The gate is the machine, stated positively:
1. Check the host with `uname -n`.
2. **On velox** — run `whereami` whenever location matters, instead of asking.
Treat its reverse-geocoded address as Craig's current location.
3. **Any other host** — don't trust `whereami` as Craig's location. Fall back to
asking, or to known context (trip notes, calendar, reminders).
Prefer running it over asking — Craig confirmed he'd rather the agent just
check. The output gives coordinates, a reverse-geocoded address, and an
OpenStreetMap link; WiFi-centroid drift of a block or two is normal.
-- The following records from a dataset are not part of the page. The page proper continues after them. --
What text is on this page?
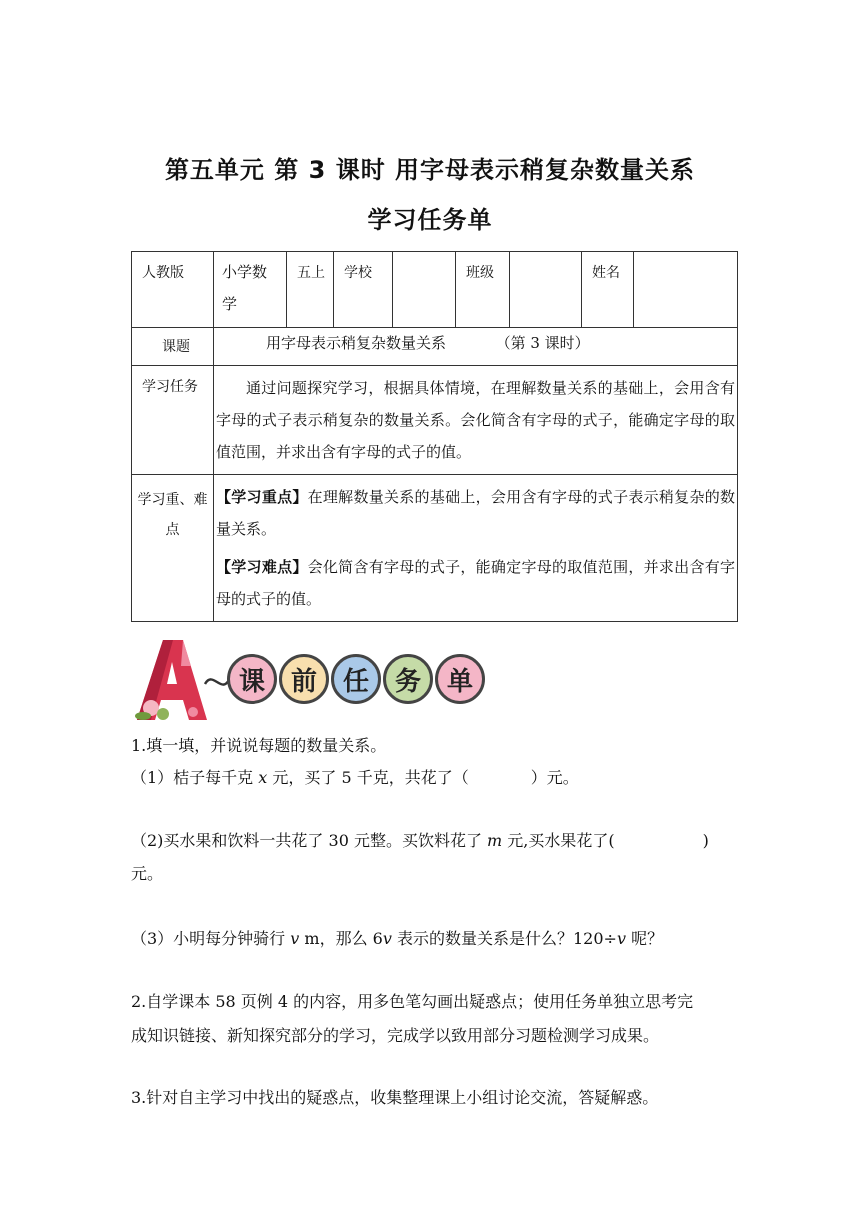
第五单元 第 3 课时 用字母表示稍复杂数量关系
学习任务单
人教版	小学数学	五上	学校		班级		姓名	

课题	用字母表示稍复杂数量关系 （第 3 课时）							

学习任务	通过问题探究学习，根据具体情境，在理解数量关系的基础上，会用含有字母的式子表示稍复杂的数量关系。会化简含有字母的式子，能确定字母的取值范围，并求出含有字母的式子的值。							

学习重、难点	【学习重点】在理解数量关系的基础上，会用含有字母的式子表示稍复杂的数量关系。
【学习难点】会化简含有字母的式子，能确定字母的取值范围，并求出含有字母的式子的值。							
课 前 任 务 单
1.填一填，并说说每题的数量关系。
（1）桔子每千克 x 元，买了 5 千克，共花了（	）元。
（2)买水果和饮料一共花了 30 元整。买饮料花了 m 元,买水果花了(	)
元。
（3）小明每分钟骑行 v m，那么 6v 表示的数量关系是什么？120÷v 呢？
2.自学课本 58 页例 4 的内容，用多色笔勾画出疑惑点；使用任务单独立思考完
成知识链接、新知探究部分的学习，完成学以致用部分习题检测学习成果。
3.针对自主学习中找出的疑惑点，收集整理课上小组讨论交流，答疑解惑。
## When whereami can't answer
If `whereami` fails — no WiFi to scan, no network, the geolocation API or its
BeaconDB fallback unreachable — it can't locate Craig. Fall back to asking or to
known context, exactly as on a non-velox host. Never fabricate or guess a
location from a stale reading.
## Keep the location out of shared artifacts
A reverse-geocoded address is personal data. It can drive a task, but it must
not leak into anything team-visible — commit messages, PR descriptions, tickets,
or public docs (see the content-scope rule in `commits.md`).
## Why
Craig travels with velox, so on that machine the agent can know his location for
free rather than interrupting to ask. The command and its design (WiFi BSSID
scan → Google Geolocation API with a BeaconDB fallback → OSM reverse-geocode)
were built 2026-06-24 specifically to replace useless cellular-IP lookup that
reported the carrier gateway instead of the device.